Мариэтта Шагинян - Четыре урока у Ленина
Потом пошли годы спада. Изменился весь тон в газетах, в разговорах. Усилилась у знакомых студентов критика философии Маркса. Я тогда понятия не имела ни об «экономике», ни о «философии» Маркса, но в памяти цепко удержала фразу знакомого, казавшегося до крайности авторитетным, очкастого армянина, студента по фамилии Амиров, ходившего к нам с сестрой в гости: «В политэкономии дальше Маркса никто не пошел, но в философии Маркс слаб, философия — слабое место марксизма». Это звучало безапелляционно, частенько повторялось в разных местах, где собирались студенты. А у нас, на Высших женских курсах Герье, в Мерзляковском переулке, в доме, подъезд которого утиным носом вылезал на угол Поварской, тоже начались новшества. Перед аудиториями, на площадке лестницы, расположился книжный киоск. Странные книги, точней книжки, листовки, брошюрки по копеечке, по пятаку отказавшись от расхода на конку, можно было раскошелиться на них, — до того необычными были их названья: «Агнец божий», «Оптина Пустынь», «Философия Отцов Церкви», «Логос в понимании старцев», «Когда все мертвые воскреснут». Необычны были названья не столько сами по себе, сколько в сочетанье с именами авторов — Владимира Соловьева, Сергея Булгакова, Николая Федорова, Льва Тихомирова и чаще всего Михаила Новоселова, творца и составителя всей этой «религиозно-философской библиотеки», отрывочков, снабженных, кажется, им самим выдуманными названиями. Он и сам, Новоселов, стоял возле своего киоска, невысокий, кругловатый мужчина с лицом Пиквика и слегка подмасленными со лба жидкими волосами клопиного цвета. Помню, как, протянув мне книжку Льва Тихомирова, он ласковым голосом сказал: «Ознакомьтесь, если не пугает вас имя бывшего террориста», — и не захотел взять за нее три копейки. А я, признаться, с благодарностью принимая даровую книжку, не знала этого Льва Тихомирова ни как «до», ни как «после» его появленья в кругу «православной» философии.

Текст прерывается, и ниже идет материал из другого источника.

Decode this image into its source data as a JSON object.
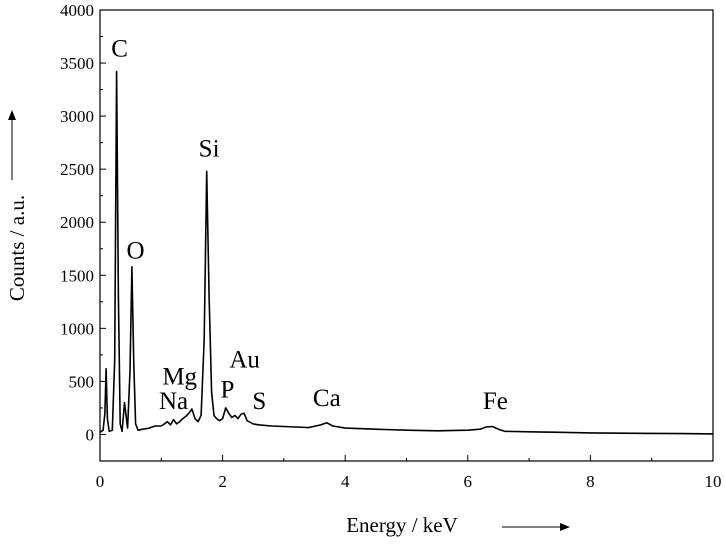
{
  "chart_data": {
    "type": "line",
    "title": "",
    "xlabel": "Energy / keV",
    "ylabel": "Counts / a.u.",
    "xlim": [
      0,
      10
    ],
    "ylim": [
      -250,
      4000
    ],
    "grid": false,
    "x_ticks": [
      "0",
      "2",
      "4",
      "6",
      "8",
      "10"
    ],
    "y_ticks": [
      "0",
      "500",
      "1000",
      "1500",
      "2000",
      "2500",
      "3000",
      "3500",
      "4000"
    ],
    "color": "#000000",
    "series": [
      {
        "x": [
          0.0,
          0.05,
          0.08,
          0.1,
          0.12,
          0.15,
          0.2,
          0.24,
          0.27,
          0.3,
          0.33,
          0.36,
          0.4,
          0.45,
          0.49,
          0.52,
          0.55,
          0.58,
          0.62,
          0.7,
          0.8,
          0.9,
          1.0,
          1.05,
          1.1,
          1.15,
          1.2,
          1.25,
          1.3,
          1.35,
          1.4,
          1.45,
          1.5,
          1.55,
          1.6,
          1.65,
          1.7,
          1.74,
          1.78,
          1.82,
          1.86,
          1.9,
          1.95,
          2.0,
          2.05,
          2.1,
          2.15,
          2.2,
          2.25,
          2.3,
          2.35,
          2.4,
          2.5,
          2.6,
          2.8,
          3.0,
          3.2,
          3.4,
          3.6,
          3.7,
          3.8,
          4.0,
          4.5,
          5.0,
          5.5,
          6.0,
          6.2,
          6.3,
          6.4,
          6.5,
          6.6,
          7.0,
          7.5,
          8.0,
          8.5,
          9.0,
          9.5,
          10.0
        ],
        "y": [
          20,
          40,
          200,
          620,
          150,
          30,
          40,
          700,
          3420,
          1300,
          100,
          30,
          300,
          60,
          600,
          1580,
          700,
          100,
          40,
          50,
          60,
          80,
          80,
          100,
          120,
          90,
          140,
          100,
          120,
          150,
          170,
          200,
          240,
          150,
          120,
          180,
          900,
          2480,
          1300,
          400,
          180,
          150,
          130,
          150,
          250,
          200,
          160,
          180,
          150,
          190,
          200,
          130,
          100,
          90,
          80,
          75,
          70,
          65,
          90,
          110,
          80,
          60,
          50,
          40,
          35,
          40,
          50,
          70,
          75,
          50,
          30,
          25,
          20,
          15,
          12,
          10,
          8,
          5
        ]
      }
    ],
    "annotations": [
      {
        "text": "C",
        "x": 0.32,
        "y": 3560
      },
      {
        "text": "O",
        "x": 0.58,
        "y": 1660
      },
      {
        "text": "Si",
        "x": 1.78,
        "y": 2620
      },
      {
        "text": "Na",
        "x": 1.2,
        "y": 240
      },
      {
        "text": "Mg",
        "x": 1.3,
        "y": 470
      },
      {
        "text": "Au",
        "x": 2.36,
        "y": 630
      },
      {
        "text": "P",
        "x": 2.08,
        "y": 350
      },
      {
        "text": "S",
        "x": 2.6,
        "y": 240
      },
      {
        "text": "Ca",
        "x": 3.7,
        "y": 270
      },
      {
        "text": "Fe",
        "x": 6.45,
        "y": 240
      }
    ]
  }
}
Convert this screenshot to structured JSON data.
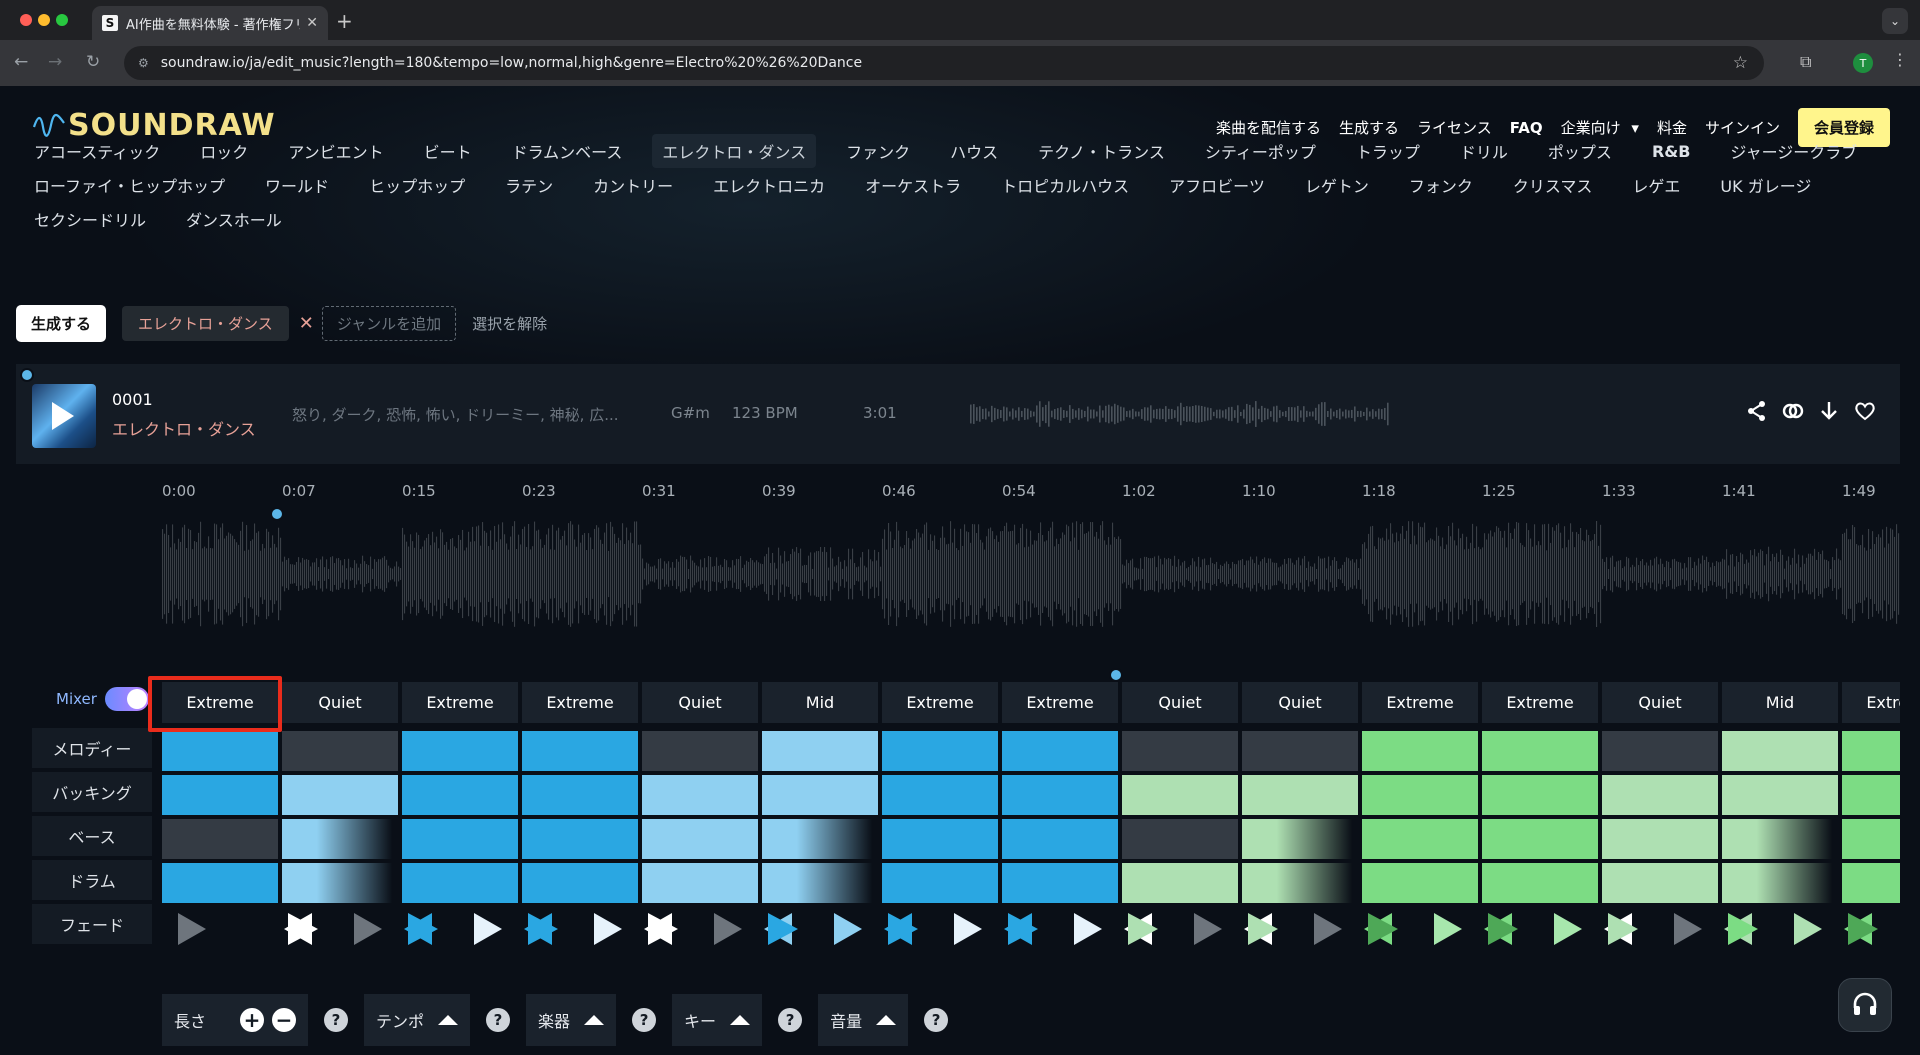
{
  "browser": {
    "tab_title": "AI作曲を無料体験 - 著作権フリー...",
    "url": "soundraw.io/ja/edit_music?length=180&tempo=low,normal,high&genre=Electro%20%26%20Dance",
    "profile_initial": "T"
  },
  "header": {
    "logo_text": "SOUNDRAW",
    "nav": [
      "楽曲を配信する",
      "生成する",
      "ライセンス",
      "FAQ",
      "企業向け",
      "料金",
      "サインイン"
    ],
    "dropdown_caret": "▾",
    "signup_label": "会員登録"
  },
  "genres": {
    "rows": [
      [
        "アコースティック",
        "ロック",
        "アンビエント",
        "ビート",
        "ドラムンベース",
        "エレクトロ・ダンス",
        "ファンク",
        "ハウス",
        "テクノ・トランス",
        "シティーポップ",
        "トラップ",
        "ドリル",
        "ポップス",
        "R&B",
        "ジャージークラブ"
      ],
      [
        "ローファイ・ヒップホップ",
        "ワールド",
        "ヒップホップ",
        "ラテン",
        "カントリー",
        "エレクトロニカ",
        "オーケストラ",
        "トロピカルハウス",
        "アフロビーツ",
        "レゲトン",
        "フォンク",
        "クリスマス",
        "レゲエ",
        "UK ガレージ"
      ],
      [
        "セクシードリル",
        "ダンスホール"
      ]
    ],
    "selected": "エレクトロ・ダンス"
  },
  "generate_bar": {
    "generate_label": "生成する",
    "selected_chip": "エレクトロ・ダンス",
    "remove_icon": "✕",
    "add_genre_placeholder": "ジャンルを追加",
    "clear_label": "選択を解除"
  },
  "track": {
    "number": "0001",
    "genre": "エレクトロ・ダンス",
    "moods": "怒り, ダーク, 恐怖, 怖い, ドリーミー, 神秘, 広...",
    "key": "G#m",
    "bpm": "123 BPM",
    "length": "3:01"
  },
  "timeline": [
    "0:00",
    "0:07",
    "0:15",
    "0:23",
    "0:31",
    "0:39",
    "0:46",
    "0:54",
    "1:02",
    "1:10",
    "1:18",
    "1:25",
    "1:33",
    "1:41",
    "1:49"
  ],
  "mixer": {
    "label": "Mixer",
    "enabled": true,
    "row_labels": [
      "メロディー",
      "バッキング",
      "ベース",
      "ドラム",
      "フェード"
    ],
    "sections": [
      {
        "energy": "Extreme",
        "melody": 3,
        "backing": 3,
        "bass": 0,
        "drums": 3,
        "hue": "blue"
      },
      {
        "energy": "Quiet",
        "melody": 0,
        "backing": 2,
        "bass": "fade",
        "drums": "fade",
        "hue": "blue"
      },
      {
        "energy": "Extreme",
        "melody": 3,
        "backing": 3,
        "bass": 3,
        "drums": 3,
        "hue": "blue"
      },
      {
        "energy": "Extreme",
        "melody": 3,
        "backing": 3,
        "bass": 3,
        "drums": 3,
        "hue": "blue"
      },
      {
        "energy": "Quiet",
        "melody": 0,
        "backing": 2,
        "bass": 2,
        "drums": 2,
        "hue": "blue"
      },
      {
        "energy": "Mid",
        "melody": 2,
        "backing": 2,
        "bass": "fade",
        "drums": "fade",
        "hue": "blue"
      },
      {
        "energy": "Extreme",
        "melody": 3,
        "backing": 3,
        "bass": 3,
        "drums": 3,
        "hue": "blue"
      },
      {
        "energy": "Extreme",
        "melody": 3,
        "backing": 3,
        "bass": 3,
        "drums": 3,
        "hue": "blue"
      },
      {
        "energy": "Quiet",
        "melody": 0,
        "backing": 2,
        "bass": 0,
        "drums": 2,
        "hue": "green"
      },
      {
        "energy": "Quiet",
        "melody": 0,
        "backing": 2,
        "bass": "fade",
        "drums": "fade",
        "hue": "green"
      },
      {
        "energy": "Extreme",
        "melody": 3,
        "backing": 3,
        "bass": 3,
        "drums": 3,
        "hue": "green"
      },
      {
        "energy": "Extreme",
        "melody": 3,
        "backing": 3,
        "bass": 3,
        "drums": 3,
        "hue": "green"
      },
      {
        "energy": "Quiet",
        "melody": 0,
        "backing": 2,
        "bass": 2,
        "drums": 2,
        "hue": "green"
      },
      {
        "energy": "Mid",
        "melody": 2,
        "backing": 2,
        "bass": "fade",
        "drums": "fade",
        "hue": "green"
      },
      {
        "energy": "Extreme",
        "melody": 3,
        "backing": 3,
        "bass": 3,
        "drums": 3,
        "hue": "green"
      }
    ]
  },
  "controls": [
    {
      "label": "長さ",
      "type": "plusminus"
    },
    {
      "label": "テンポ",
      "type": "up"
    },
    {
      "label": "楽器",
      "type": "up"
    },
    {
      "label": "キー",
      "type": "up"
    },
    {
      "label": "音量",
      "type": "up"
    }
  ],
  "help_icon": "?",
  "colors": {
    "blue_full": "#2aa7e2",
    "blue_light": "#8fd0f1",
    "green_full": "#7cdc84",
    "green_light": "#aee0b2",
    "empty": "#343b44",
    "highlight": "#ea2c1c",
    "logo": "#f3e08a",
    "signup": "#fff58c"
  }
}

Новоселов был московским уловителем душ, с типично московским оттенком черносотенного славянофильства. В Петербурге тяга к религиозным вопросам окрасилась несколько западнически. Две фразы, точней, два стиха в поэзии встали эпиграфом к этим годам спада и опустошенности. Брюсовское:
О, закрой свои бледные ноги.[152] —
и гиппиусовское:
Мне нужно то, чего нет на свете, чего нет на свете.[153]
Ритмически они закрывали еще недавно звеневшие нам колоколом ритмы «Буревестника». Они делали прежние ритмы примитивными, наивными, безвкусными. Они импонировали своей таинственной необычностью.
Помню, как, сидя на тумбочке в нашей с сестрой комнате, почти лишенной мебели и окна, и свесив вниз худые, как палочки, ноги в элегантных серых брюках, наш частый гость, Владя Ходасевич, снисходительно объяснил нам смысл этого непонятного брюсовского стиха, состоявшего из одной-единственной строчки: «Бледные голые ноги на ремесленных фигурах богоматери, по всем проезжим дорогам Польши, например, — это натурализм, опошление культа Мадонны, — брюсовский моностих выразил пасквильность, нечистоплотность натурализма… О, закрой свои бледные ноги! — это целая философия, целый бунт в искусстве!»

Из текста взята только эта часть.